Global coal consumption edged up in 2025 (y/y), and demand is now set to hold firm in 2026 as conflict-driven energy disruptions reshape power generation. Last year’s gains were concentrated in Eurasia and the United States, where consumption expanded by 10 percent on stronger power demand tied partly to surging data-center activity and substitution away from costlier natural gas. In China and India, the two largest consumers, robust solar, wind, and hydropower generation held coal demand in check, while European Union demand edged down. In 2026, global thermal coal demand is projected to stay roughly flat, partly compensating for interrupted gas supplies from the Middle East. Increases are expected to center in China and, especially, India, where governments are turning to domestic coal to shore up energy security; U.S. consumption is seen holding steady after last year’s increase, while Europe’s continues to decline—though more slowly than before the conflict.
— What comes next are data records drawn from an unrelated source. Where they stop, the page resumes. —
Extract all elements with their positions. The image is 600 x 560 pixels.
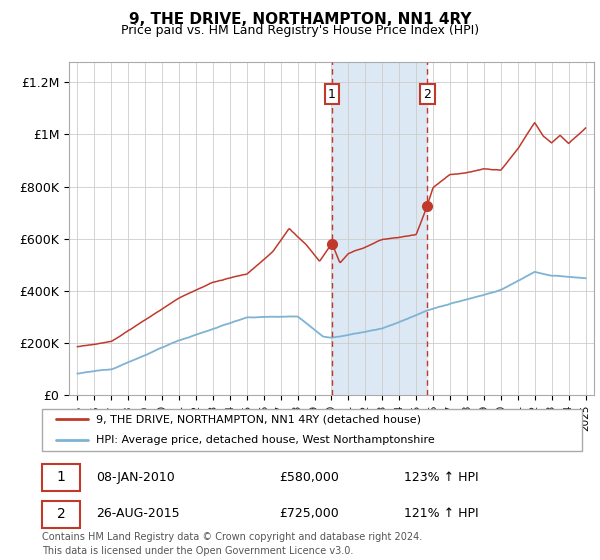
Text: 08-JAN-2010: 08-JAN-2010 bbox=[96, 471, 175, 484]
Text: Contains HM Land Registry data © Crown copyright and database right 2024.: Contains HM Land Registry data © Crown c… bbox=[42, 532, 422, 542]
Text: 2: 2 bbox=[56, 507, 65, 521]
FancyBboxPatch shape bbox=[42, 501, 80, 528]
Text: 2: 2 bbox=[423, 87, 431, 101]
FancyBboxPatch shape bbox=[42, 464, 80, 491]
Text: HPI: Average price, detached house, West Northamptonshire: HPI: Average price, detached house, West… bbox=[96, 435, 435, 445]
Text: 1: 1 bbox=[328, 87, 336, 101]
Text: 9, THE DRIVE, NORTHAMPTON, NN1 4RY (detached house): 9, THE DRIVE, NORTHAMPTON, NN1 4RY (deta… bbox=[96, 414, 421, 424]
Text: This data is licensed under the Open Government Licence v3.0.: This data is licensed under the Open Gov… bbox=[42, 546, 353, 556]
Text: 26-AUG-2015: 26-AUG-2015 bbox=[96, 507, 179, 520]
Text: 123% ↑ HPI: 123% ↑ HPI bbox=[404, 471, 478, 484]
Text: 9, THE DRIVE, NORTHAMPTON, NN1 4RY: 9, THE DRIVE, NORTHAMPTON, NN1 4RY bbox=[129, 12, 471, 27]
Text: 1: 1 bbox=[56, 470, 65, 484]
Text: Price paid vs. HM Land Registry's House Price Index (HPI): Price paid vs. HM Land Registry's House … bbox=[121, 24, 479, 37]
Text: 121% ↑ HPI: 121% ↑ HPI bbox=[404, 507, 478, 520]
FancyBboxPatch shape bbox=[42, 409, 582, 451]
Text: £580,000: £580,000 bbox=[280, 471, 340, 484]
Bar bbox=[332, 62, 427, 395]
Text: £725,000: £725,000 bbox=[280, 507, 340, 520]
Global thermal coal supply was little changed in 2025, and production is set to decline by roughly 1 percent in 2026 while still meeting demand. Output gains in China, North America, and Eurasia last year offset cuts by Australia and Indonesia, the two main exporters. Notably, both China and India intensified efforts to substitute domestic production for imports to bolster energy security—a shift that may prove durable, leaving exporters to adjust to shrinking international demand. In 2026, Asia Pacific supply is expected to decline, mainly because of Indonesia’s lower production targets, while India’s output surges and China’s rises moderately in response to conflict-related trade disruptions. European production continues to shrink, while output in the United States holds steady. International coal trade is forecast to ease as Indonesia restrains the volumes available for export. Adding to supply-side pressure, diesel shortages and soaring diesel prices stemming from the Gulf conflict are lifting producer costs and, in extreme cases, capping output.
The Australian coal price is projected to rise 20 percent in 2026 (y/y) to average $130/mt before falling 12 percent in 2027, with risks to the forecast broadly balanced. The forecast assumes that conflict-related disruptions to Middle Eastern energy supply keep coal substituting for natural gas in power generation, particularly across Asia Pacific and Europe. Upside risks dominate the near term: extended delays in natural gas trade normalizing after the reopening of the Strait of Hormuz would prolong the surge in coal-fired generation, while broader-than-expected AI-driven electricity demand could bring underutilized coal plants back online in China and the United States. In that case, U.S. consumption could again exceed its assumed trend decline. The main downside risks run the other way: stronger-than-expected renewable generation—especially if the sharp rise in Chinese and Indian solar and wind output in 2025 continues—and any unexpected rebound in Indonesian exports would pull prices below the baseline.